There's a reason there's an entire industry dedicated to baby (or should I say, parent) sleep. When you're not getting much, it can really ruin your life. As a first-time mum, I expected to be woken at night. A lot. What caught me off guard was that no matter how hard I tried, sometimes my newborn would not go back to sleep in his bassinet despite my best efforts to do the feed-burp-swaddle-rock-bounce-transfer when asleep. Turns out, my baby didn't listen in parenting class. How rude. Naturally, I did what every new mum does and spent many a wakeful night Googling "How long can you survive on two hours broken sleep?" before discovering I should have been dead the week before. Whoops.
During the day, things weren't much better. "Sleep when the baby sleeps" was redundant as my dear little boy did not enjoy napping anywhere but on Mum and Dad, making it difficult to make the most out of nap time. My plan to spend maternity leave walking along the beachfront while baby napped in the pram (LOL, AS IF!) was swiftly replaced as I quickly dumped all expectations and just did what worked for our family.
Now, bub is three months old and I can confidently say I made it through the fourth trimester. High fives to me. If you've just given birth, or are struggling with your baby's sleep cycle, read on. These tips might just save your life.
1. Educate yourself on normal infant behaviour.

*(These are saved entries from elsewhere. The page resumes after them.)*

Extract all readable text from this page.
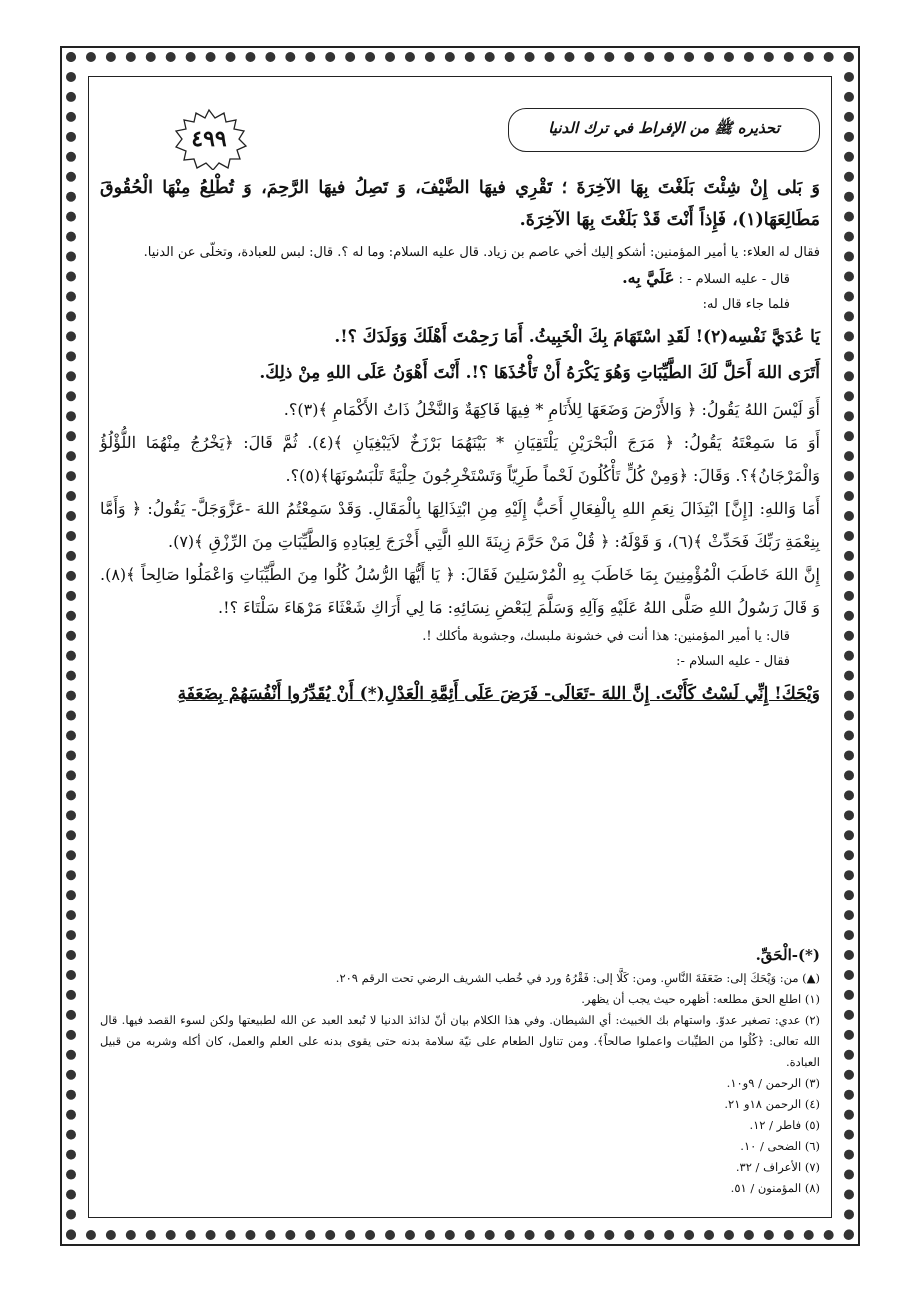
تحذيره ﷺ من الإفراط في ترك الدنيا
٤٩٩

وَ بَلى إِنْ شِئْتَ بَلَغْتَ بِهَا الآخِرَةَ ؛ تَقْرِي فيهَا الضَّيْفَ، وَ تَصِلُ فيهَا الرَّحِمَ، وَ تُطْلِعُ مِنْهَا الْحُقُوقَ مَطَالِعَهَا(١)، فَإِذاً أَنْتَ قَدْ بَلَغْتَ بِهَا الآخِرَةَ.

فقال له العلاء: يا أمير المؤمنين: أشكو إليك أخي عاصم بن زياد. قال عليه السلام: وما له ؟. قال: لبس للعبادة، وتخلّى عن الدنيا.

قال - عليه السلام - : عَلَيَّ بِه.

فلما جاء قال له:

يَا عُدَيَّ نَفْسِه(٢)! لَقَدِ اسْتَهَامَ بِكَ الْخَبِيثُ. أَمَا رَحِمْتَ أَهْلَكَ وَوَلَدَكَ ؟!.

أَتَرَى اللهَ أَحَلَّ لَكَ الطَّيِّبَاتِ وَهُوَ يَكْرَهُ أَنْ تَأْخُذَهَا ؟!. أَنْتَ أَهْوَنُ عَلَى اللهِ مِنْ ذلِكَ.

أَوَ لَيْسَ اللهُ يَقُولُ: ﴿ وَالأَرْضَ وَضَعَهَا لِلأَنَامِ * فِيهَا فَاكِهَةٌ وَالنَّخْلُ ذَاتُ الأَكْمَامِ ﴾(٣)؟.

أَوَ مَا سَمِعْتَهُ يَقُولُ: ﴿ مَرَجَ الْبَحْرَيْنِ يَلْتَقِيَانِ * بَيْنَهُمَا بَرْزَخٌ لاَيَبْغِيَانِ ﴾(٤). ثُمَّ قَالَ: ﴿يَخْرُجُ مِنْهُمَا اللُّؤْلُؤُ وَالْمَرْجَانُ﴾؟. وَقَالَ: ﴿وَمِنْ كُلٍّ تَأْكُلُونَ لَحْماً طَرِيّاً وَتَسْتَخْرِجُونَ حِلْيَةً تَلْبَسُونَهَا﴾(٥)؟.

أَمَا وَاللهِ: [إِنَّ] ابْتِذَالَ نِعَمِ اللهِ بِالْفِعَالِ أَحَبُّ إِلَيْهِ مِنِ ابْتِذَالِهَا بِالْمَقَالِ. وَقَدْ سَمِعْتُمُ اللهَ -عَزَّوَجَلَّ- يَقُولُ: ﴿ وَأَمَّا بِنِعْمَةِ رَبِّكَ فَحَدِّثْ ﴾(٦)، وَ قَوْلَهُ: ﴿ قُلْ مَنْ حَرَّمَ زِينَةَ اللهِ الَّتِي أَخْرَجَ لِعِبَادِهِ وَالطَّيِّبَاتِ مِنَ الرِّزْقِ ﴾(٧).

إِنَّ اللهَ خَاطَبَ الْمُؤْمِنِينَ بِمَا خَاطَبَ بِهِ الْمُرْسَلِينَ فَقَالَ: ﴿ يَا أَيُّهَا الرُّسُلُ كُلُوا مِنَ الطَّيِّبَاتِ وَاعْمَلُوا صَالِحاً ﴾(٨). وَ قَالَ رَسُولُ اللهِ صَلَّى اللهُ عَلَيْهِ وَآلِهِ وَسَلَّمَ لِبَعْضِ نِسَائِهِ: مَا لِي أَرَاكِ شَعْثَاءَ مَرْهَاءَ سَلْتَاءَ ؟!.

قال: يا أمير المؤمنين: هذا أنت في خشونة ملبسك، وجشوبة مأكلك !.

فقال - عليه السلام -:

وَيْحَكَ! إِنِّي لَسْتُ كَأَنْتَ. إِنَّ اللهَ -تَعَالَى- فَرَضَ عَلَى أَئِمَّةِ الْعَدْلِ(*) أَنْ يُقَدِّرُوا أَنْفُسَهُمْ بِضَعَفَةِ

(*)-الْحَقِّ.

(▲) من: وَيْحَكَ إلى: ضَعَفَةَ النَّاسِ. ومن: كَلَّا إلى: فَقْرُهُ ورد في خُطب الشريف الرضي تحت الرقم ٢٠٩.

(١) اطلع الحق مطلعه: أظهره حيث يجب أن يظهر.

(٢) عدي: تصغير عدوّ. واستهام بك الخبيث: أي الشيطان. وفي هذا الكلام بيان أنّ لذائذ الدنيا لا تُبعد العبد عن الله لطبيعتها ولكن لسوء القصد فيها. قال الله تعالى: ﴿كُلُوا من الطيِّبات واعملوا صالحاً﴾. ومن تناول الطعام على نيّة سلامة بدنه حتى يقوى بدنه على العلم والعمل، كان أكله وشربه من قبيل العبادة.

(٣) الرحمن / ٩و١٠.

(٤) الرحمن ١٨و ٢١.

(٥) فاطر / ١٢.

(٦) الضحى / ١٠.

(٧) الأعراف / ٣٢.

(٨) المؤمنون / ٥١.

Setting realistic expectations about how your baby should sleep, based on their biological capabilities, is half the battle. Once you understand what's normal, it's far easier to devise strategies to cope. As baby sleep is a money-making industry, it's important to research tips and advice from qualified experts, not from popular "sleep trainers" whose sole business is to make money from "fixing" sleep "problems". The three best books I read were, "The Gentle Sleep Book" by Sarah Ockwell-Smith, "Sweet Sleep: Nighttime and Naptime Strategies for the Breastfeeding Family" by La Leche League International, and "Your Cherished Baby" by Dr. Howard Chilton . (All are available as e-books, so you can read on your iPhone while baby feeds.) They encouraged me to follow my instincts rather than the rules of a parenting book, which really is the best advice a new parent can get, especially when it comes to sleep. In a nutshell, it is normal for your baby to always want to be in contact with you. Don't fight it, and they will sleep.
2. Consider co-sleeping.
Due to the risk of Sudden Infant Death Syndrome (SIDS) , new parents are taught to never share their bed with their baby. This is problematic, as it prevents low-risk parents learning how to do it safely. Like any rule-abiding new parent, I kept my baby out of my bed. This meant I too did not spend much time in there, and ended up falling into a micro-sleep while feeding on the couch at 4 a.m. Obviously, this was not sustainable, so I began researching how to co-sleep safely and was relieved to discover that if following The Safe Sleep Seven guidelines, the SIDS risk is minimal. As a non-smoking, sober, breastfeeding mother to an unswaddled newborn, I brought my son into bed and never looked back. I could feed lying down (!!!) and my baby slept (double!!!), which meant everyone got more sleep — except my partner, who preferred to sleep on the couch. Sorry, bébé.